Для Франции морская война может быть только одна — против Англии. Отсюда не следует, что Франция должна воевать с англичанами или быть более заинтересована в войне, нежели в поддержании мира. Еще менее допустимо считать, что Франции следует стремиться к войне с Англией. (v).
Иллюстрация из книги Ф. Т. Джейна «Блейк с „Рэттленейка“» (рисунок автора).
Очевидная популярность различных произведений о грядущей войне означила внезапную и всеобъемлющую перемену в давно установившихся способах коммуникации. Буквально в одночасье беллетристика сменила трактат и памфлет в качестве наиболее эффективного способа публичного обсуждения национальных дел. На протяжении веков «обращение к нации» служило для предупреждения об опасности — от первых сигналов тревоги при приближении Непобедимой армады в 1588 году до волн памфлетов, сопровождавших и порой глубоко повлиявших на события в США в 1776 г., во Франции в 1789 г. и в Англии в то время, когда наполеоновская экспедиционная армия готовилась к Булони к вторжению в Англию.
Возможность вторжения Наполеона в Англию вызвала настоящую войну памфлетов, театральных пьес и эстампов между Англией и Францией.

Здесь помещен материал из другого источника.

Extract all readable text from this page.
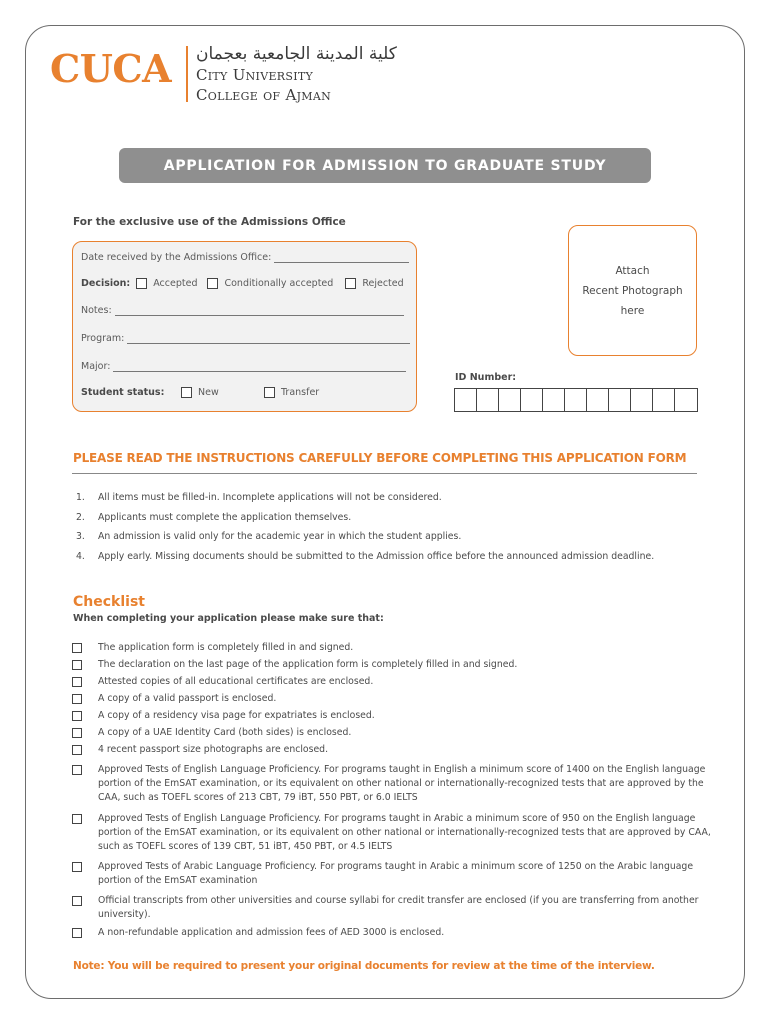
CUCA كلية المدينة الجامعية بعجمان
City University
College of Ajman
APPLICATION FOR ADMISSION TO GRADUATE STUDY
For the exclusive use of the Admissions Office
Date received by the Admissions Office:
Decision: Accepted	Conditionally accepted	Rejected
Notes:
Program:
Major:
Student status:	New	Transfer
Attach
Recent Photograph
here
ID Number:
PLEASE READ THE INSTRUCTIONS CAREFULLY BEFORE COMPLETING THIS APPLICATION FORM
1.	All items must be filled-in. Incomplete applications will not be considered.
2.	Applicants must complete the application themselves.
3.	An admission is valid only for the academic year in which the student applies.
4.	Apply early. Missing documents should be submitted to the Admission office before the announced admission deadline.
Checklist
When completing your application please make sure that:
The application form is completely filled in and signed.
The declaration on the last page of the application form is completely filled in and signed.
Attested copies of all educational certificates are enclosed.
A copy of a valid passport is enclosed.
A copy of a residency visa page for expatriates is enclosed.
A copy of a UAE Identity Card (both sides) is enclosed.
4 recent passport size photographs are enclosed.
Approved Tests of English Language Proficiency. For programs taught in English a minimum score of 1400 on the English language portion of the EmSAT examination, or its equivalent on other national or internationally-recognized tests that are approved by the CAA, such as TOEFL scores of 213 CBT, 79 iBT, 550 PBT, or 6.0 IELTS
Approved Tests of English Language Proficiency. For programs taught in Arabic a minimum score of 950 on the English language portion of the EmSAT examination, or its equivalent on other national or internationally-recognized tests that are approved by CAA, such as TOEFL scores of 139 CBT, 51 iBT, 450 PBT, or 4.5 IELTS
Approved Tests of Arabic Language Proficiency. For programs taught in Arabic a minimum score of 1250 on the Arabic language portion of the EmSAT examination
Official transcripts from other universities and course syllabi for credit transfer are enclosed (if you are transferring from another university).
A non-refundable application and admission fees of AED 3000 is enclosed.
Note: You will be required to present your original documents for review at the time of the interview.
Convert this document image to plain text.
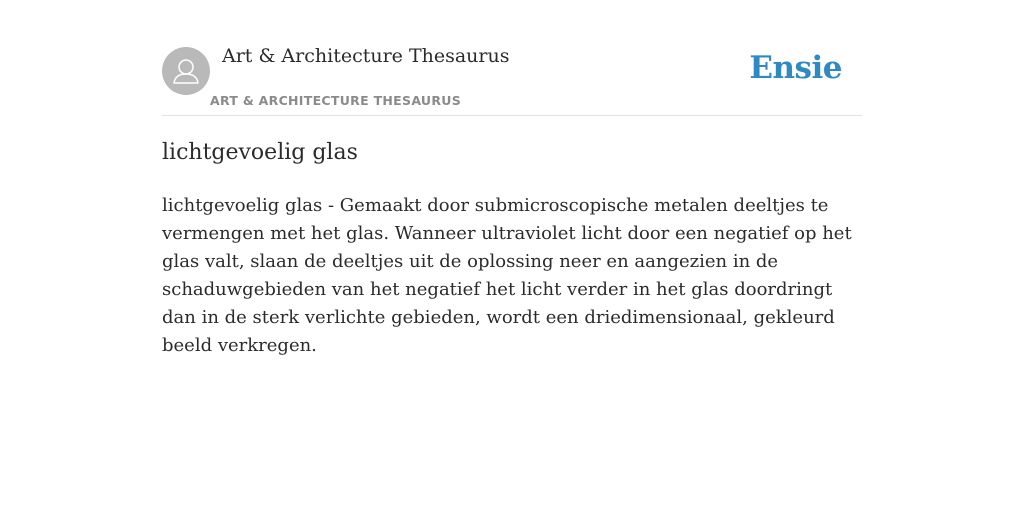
Art & Architecture Thesaurus
ART & ARCHITECTURE THESAURUS
Ensie
lichtgevoelig glas

lichtgevoelig glas - Gemaakt door submicroscopische metalen deeltjes te vermengen met het glas. Wanneer ultraviolet licht door een negatief op het glas valt, slaan de deeltjes uit de oplossing neer en aangezien in de schaduwgebieden van het negatief het licht verder in het glas doordringt dan in de sterk verlichte gebieden, wordt een driedimensionaal, gekleurd beeld verkregen.
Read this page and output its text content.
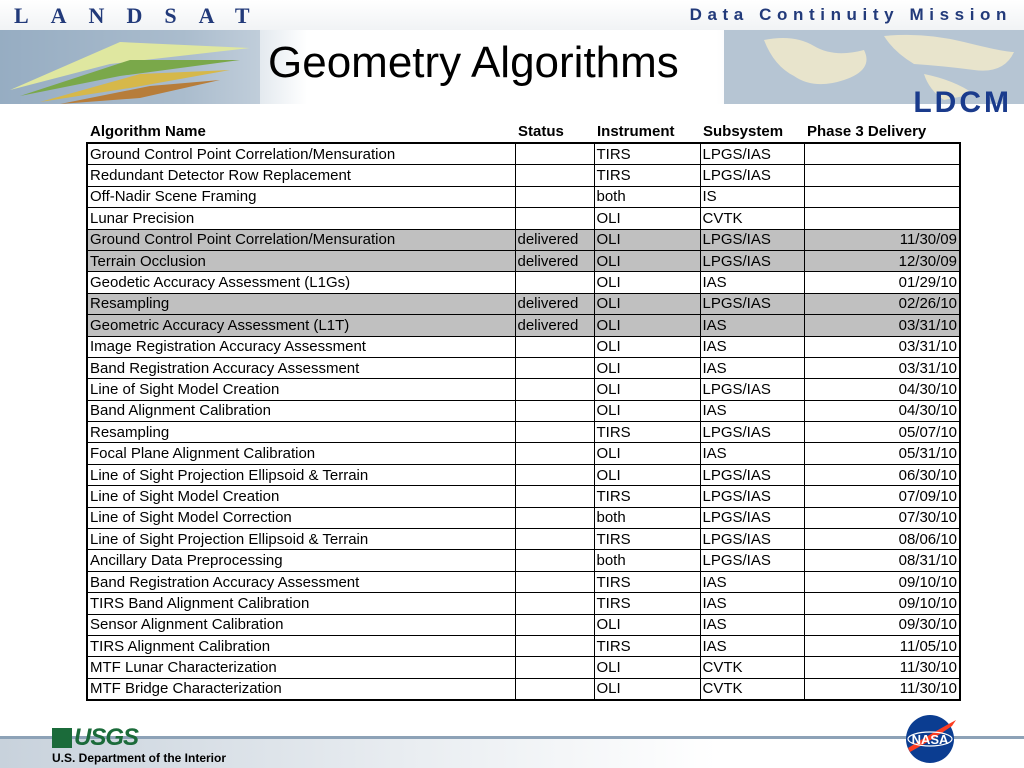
LANDSAT	Data Continuity Mission
Geometry Algorithms
LDCM
Algorithm Name	Status	Instrument	Subsystem	Phase 3 Delivery
Ground Control Point Correlation/Mensuration		TIRS	LPGS/IAS	
Redundant Detector Row Replacement		TIRS	LPGS/IAS	
Off-Nadir Scene Framing		both	IS	
Lunar Precision		OLI	CVTK	
Ground Control Point Correlation/Mensuration	delivered	OLI	LPGS/IAS	11/30/09
Terrain Occlusion	delivered	OLI	LPGS/IAS	12/30/09
Geodetic Accuracy Assessment (L1Gs)		OLI	IAS	01/29/10
Resampling	delivered	OLI	LPGS/IAS	02/26/10
Geometric Accuracy Assessment (L1T)	delivered	OLI	IAS	03/31/10
Image Registration Accuracy Assessment		OLI	IAS	03/31/10
Band Registration Accuracy Assessment		OLI	IAS	03/31/10
Line of Sight Model Creation		OLI	LPGS/IAS	04/30/10
Band Alignment Calibration		OLI	IAS	04/30/10
Resampling		TIRS	LPGS/IAS	05/07/10
Focal Plane Alignment Calibration		OLI	IAS	05/31/10
Line of Sight Projection Ellipsoid & Terrain		OLI	LPGS/IAS	06/30/10
Line of Sight Model Creation		TIRS	LPGS/IAS	07/09/10
Line of Sight Model Correction		both	LPGS/IAS	07/30/10
Line of Sight Projection Ellipsoid & Terrain		TIRS	LPGS/IAS	08/06/10
Ancillary Data Preprocessing		both	LPGS/IAS	08/31/10
Band Registration Accuracy Assessment		TIRS	IAS	09/10/10
TIRS Band Alignment Calibration		TIRS	IAS	09/10/10
Sensor Alignment Calibration		OLI	IAS	09/30/10
TIRS Alignment Calibration		TIRS	IAS	11/05/10
MTF Lunar Characterization		OLI	CVTK	11/30/10
MTF Bridge Characterization		OLI	CVTK	11/30/10
USGS
U.S. Department of the Interior
NASA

Французский эстамп «Тилорьер, или десант в Англию» (1803) изображает одно из воображаемых изобретений тех времен — гигантский воздушный шар, способный нести до 3000 солдат вместе с лошадьми.
Хотя бесспорная влиятельность Битвы при Доркинге Чесни стала важной движущей силой, способствовавшей этому переходу к беллетристике, основной причиной перемен все же являлось сочетание социальных и литературных факторов. Во-первых, существовал момент спроса и предложения: постоянный рост населения и параллельный рост грамотности обеспечивал все больше и больше читателей для растущего количества газет, всевозможных журналов и разнообразных книг. Во-вторых, новый и крайне влиятельный конклав историков продемонстрировал, часто весьма красноречиво, как те или другие нации завоевали свое место в мире XIX столетия. Чувство национальной принадлежности и исключительности порождалось и подпитывалось этими новыми историческими трудами, делом жизни видных авторов — Тьерри, Мишле, Френсиса Паркера, Маколея, Карлейля, Бокля, фон Ранке, Трейчке. В согласии со всеобщей верой в «прогресс», они описывали эволюцию своих стран как плод усилий выдающихся личностей, результат общественных движений, борьбы с другими народами и решающих побед, подобных Аустерлицу, Саратоге и Ватерлоо.

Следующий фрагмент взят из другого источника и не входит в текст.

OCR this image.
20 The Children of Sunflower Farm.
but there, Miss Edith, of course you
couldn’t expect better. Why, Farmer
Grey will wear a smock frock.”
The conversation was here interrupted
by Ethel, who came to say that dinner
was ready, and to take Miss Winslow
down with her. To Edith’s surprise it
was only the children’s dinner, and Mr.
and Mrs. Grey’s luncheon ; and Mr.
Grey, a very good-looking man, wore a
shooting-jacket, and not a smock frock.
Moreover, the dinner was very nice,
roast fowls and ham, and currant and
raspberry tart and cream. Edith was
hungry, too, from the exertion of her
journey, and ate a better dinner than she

Новая, централизованная система образования распространяла их упрощенные версии «одной истории для одного народа» в государственных школах. К 1890-м годам молодежь всех основных индустриальных стран успела получить должную подготовку и была уже хорошо знакома с этими версиями истории. Впервые в истории человечества, молодые люди смогли увидеть эволюцию того или иного национального государства на картах, показывавших объединение германских земель, продвижение американцев из тринадцати британских колоний на запад, к Тихому океану, утраченные провинции Эльзаса-Лотарингии или новые территориальные приобретения Британской империи.

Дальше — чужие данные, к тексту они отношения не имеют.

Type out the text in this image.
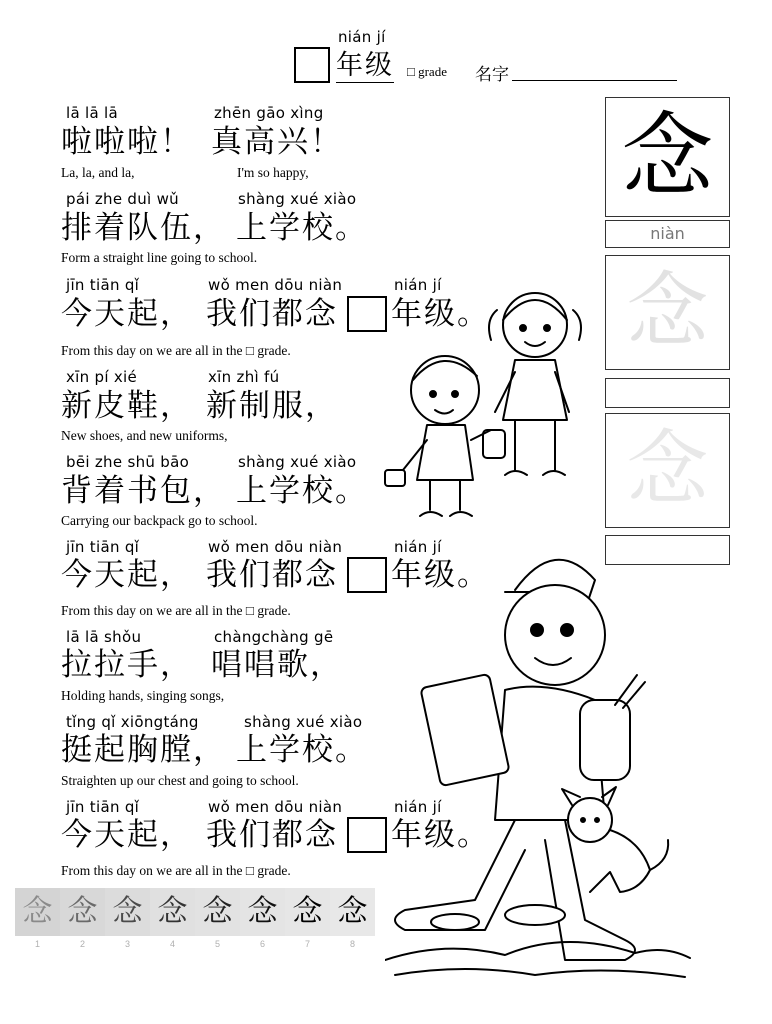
nián jí
年级 □ grade 名字
lā lā lā	zhēn gāo xìng
啦啦啦！ 真高兴！
La, la, and la,	I'm so happy,
pái zhe duì wǔ	shàng xué xiào
排着队伍， 上学校。
Form a straight line going to school.
jīn tiān qǐ	wǒ men dōu niàn	nián jí
今天起， 我们都念 年级。
From this day on we are all in the □ grade.
xīn pí xié	xīn zhì fú
新皮鞋， 新制服，
New shoes, and new uniforms,
bēi zhe shū bāo	shàng xué xiào
背着书包， 上学校。
Carrying our backpack go to school.
jīn tiān qǐ	wǒ men dōu niàn	nián jí
今天起， 我们都念 年级。
From this day on we are all in the □ grade.
lā lā shǒu	chàngchàng gē
拉拉手， 唱唱歌，
Holding hands, singing songs,
tǐng qǐ xiōngtáng	shàng xué xiào
挺起胸膛， 上学校。
Straighten up our chest and going to school.
jīn tiān qǐ	wǒ men dōu niàn	nián jí
今天起， 我们都念 年级。
From this day on we are all in the □ grade.
念
niàn
念
念
念 念 念 念 念 念 念 念
1	2	3	4	5	6	7	8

В параллельной вселенной новой исторической беллетристики, героическому индивидууму была отведена яркая роль в мужественных мирах Вальтера Скотта, Виктора Гюго, Фенимора Купера, Алессандро Мандзони и многих других. Эти писатели, каждый по-своему, пытались показать внутренние связи между характером и действием, личностью и народом. И поэтому в январе 1871 года, когда Чесни начал размышлять о модели, на которой могло бы основываться задуманное им произведение о немецком вторжении, ему немедленно пришла на ум беллетристика в духе Эркмана-Шатриана. Этот весьма популярный писательский дуэт выбрал для своих произведений о «новобранце» хорошо известную обстановку наполеоновских войн. Манера письма Эркмана-Шатриана стала идеальным примером для британского полковника, который стремился показать, что изложенные им события истории воображаемого вторжения станут прямым следствием ошибок и неудач страны в 1871 году. Заблуждения прошлого — столь явные, глубокие, но предотвратимые — обретали мощное психологическое воздействие в свете будущей истории. Рассказ о будущем мог с одинаковой легкостью описывать и победу, и поражение. На этой временной шкале будущие события становились одной из глав, и часто последней главой, национальной истории: победа служила радостным и славным подтверждением исключительности национальной судьбы, поражение создавало резкий контраст между окончательным упадком и лучшими временами, навсегда канувшими в прошлое.